CLPB deficiency is a rare disorder characterized by neurological problems and a shortage of infection-fighting white blood cells (neutropenia). Signs and symptoms of the condition develop by early childhood, and their severity varies widely among affected individuals.
In the most severely affected individuals, features of CLPB deficiency are apparent in infancy and sometimes at birth. Affected babies have serious neurological problems, which can include an exaggerated startle reaction (hyperekplexia) to unexpected stimuli such as loud noises, reduced movement, muscle tone that is either decreased (hypotonia) or increased (hypertonia), swallowing problems, difficulty breathing, and recurrent seizures (epilepsy). These babies may also have movement abnormalities, such as difficulty coordinating movements (ataxia), involuntary tensing of the muscles (dystonia), or uncontrolled movements of the body (dyskinesia). In addition, these babies have recurrent, life-threatening infections due to severe neutropenia. Affected individuals are at risk of developing a blood cell disorder called myelodysplastic syndrome or a form of blood cancer called leukemia. Because of their severe health problems, affected infants usually live only a few weeks or months.

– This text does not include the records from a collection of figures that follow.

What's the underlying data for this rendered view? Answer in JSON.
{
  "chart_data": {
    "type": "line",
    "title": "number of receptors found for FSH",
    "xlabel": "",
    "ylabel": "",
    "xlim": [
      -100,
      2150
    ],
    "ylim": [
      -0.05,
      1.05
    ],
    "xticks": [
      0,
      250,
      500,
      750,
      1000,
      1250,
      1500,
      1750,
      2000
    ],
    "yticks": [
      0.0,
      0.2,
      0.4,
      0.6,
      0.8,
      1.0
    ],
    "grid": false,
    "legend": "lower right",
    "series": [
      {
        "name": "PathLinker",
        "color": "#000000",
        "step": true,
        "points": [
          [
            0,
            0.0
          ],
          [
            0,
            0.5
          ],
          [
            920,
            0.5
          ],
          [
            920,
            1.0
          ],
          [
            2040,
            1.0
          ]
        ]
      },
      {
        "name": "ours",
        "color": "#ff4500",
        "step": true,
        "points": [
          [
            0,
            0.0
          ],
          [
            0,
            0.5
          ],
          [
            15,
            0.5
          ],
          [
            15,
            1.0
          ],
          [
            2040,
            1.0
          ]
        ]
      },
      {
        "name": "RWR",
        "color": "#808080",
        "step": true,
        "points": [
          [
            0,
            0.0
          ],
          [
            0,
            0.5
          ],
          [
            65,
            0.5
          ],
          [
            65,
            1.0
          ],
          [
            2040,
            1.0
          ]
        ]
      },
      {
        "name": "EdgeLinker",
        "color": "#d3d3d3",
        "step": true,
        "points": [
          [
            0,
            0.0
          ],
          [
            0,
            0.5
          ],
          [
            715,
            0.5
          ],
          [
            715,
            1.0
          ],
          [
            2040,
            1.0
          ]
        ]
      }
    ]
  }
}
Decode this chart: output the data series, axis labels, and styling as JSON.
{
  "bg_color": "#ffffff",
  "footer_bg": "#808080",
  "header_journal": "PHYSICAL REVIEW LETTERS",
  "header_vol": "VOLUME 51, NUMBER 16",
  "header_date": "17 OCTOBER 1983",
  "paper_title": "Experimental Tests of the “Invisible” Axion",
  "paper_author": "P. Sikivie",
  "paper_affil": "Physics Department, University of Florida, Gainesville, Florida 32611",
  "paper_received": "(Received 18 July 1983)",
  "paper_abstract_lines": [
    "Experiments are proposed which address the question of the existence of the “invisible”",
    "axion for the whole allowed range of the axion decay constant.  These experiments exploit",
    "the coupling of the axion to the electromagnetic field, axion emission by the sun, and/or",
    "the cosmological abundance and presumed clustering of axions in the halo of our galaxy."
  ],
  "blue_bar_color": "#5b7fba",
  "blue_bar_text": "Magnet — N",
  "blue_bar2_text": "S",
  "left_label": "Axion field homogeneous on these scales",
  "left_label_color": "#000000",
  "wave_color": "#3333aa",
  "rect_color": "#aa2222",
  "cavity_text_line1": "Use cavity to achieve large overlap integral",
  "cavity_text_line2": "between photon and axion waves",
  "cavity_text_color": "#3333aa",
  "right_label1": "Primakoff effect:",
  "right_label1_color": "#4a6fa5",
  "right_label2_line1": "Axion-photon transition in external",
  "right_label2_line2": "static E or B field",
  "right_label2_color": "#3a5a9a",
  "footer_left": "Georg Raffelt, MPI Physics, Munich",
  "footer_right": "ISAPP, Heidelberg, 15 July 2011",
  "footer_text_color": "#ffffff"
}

Moderately affected individuals have neurological problems similar to those described above, although they are less severe. They include hypotonia, muscle stiffness (spasticity), and movement abnormalities. Other features of moderate CLPB deficiency include epilepsy and mild to severe intellectual disability. Neutropenia in these individuals can lead to recurrent infections, although they are not life-threatening.
Mildly affected individuals have no neurological problems, and although they have neutropenia, it does not increase the risk of infections. Some people with mild CLPB deficiency develop deposits of calcium in the kidneys (nephrocalcinosis) or kidney (renal) cysts.
Many people with mild, moderate, or severe CLPB deficiency have clouding of the lenses of the eyes (cataracts) from birth (congenital) or beginning in infancy.
CLPB deficiency is associated with increased levels of a substance called 3-methylglutaconic acid in the urine (3-methylglutaconic aciduria). This abnormality, which provides a clue to the diagnosis, does not appear to cause any health problems.
CLPB deficiency is a rare disorder; the prevalence is not known. At least 26 cases have been reported in the medical literature.
CLPB deficiency is caused by mutations in the CLPB gene, which provides instructions for making a protein whose function is unknown. Based on its similarity to a protein in other organisms, the CLPB protein is thought to help unfold misfolded proteins so they can be refolded correctly. If not fixed, misfolded proteins cannot function properly and may be damaging to cells.
CLPB gene mutations likely reduce or eliminate the amount of functional CLPB protein. The severity of the condition is thought to be related to the amount of functional protein remaining: severe CLPB deficiency is likely caused by a complete absence of CLPB protein, while moderate and mild CLPB deficiency result when some functional CLPB protein is produced. Researchers are unsure how reduction or absence of this protein leads to the signs and symptoms of CLPB deficiency.
This condition is inherited in an autosomal recessive pattern, which means both copies of the gene in each cell have mutations. The parents of an individual with an autosomal recessive condition each carry one copy of the mutated gene, but they typically do not show signs and symptoms of the condition.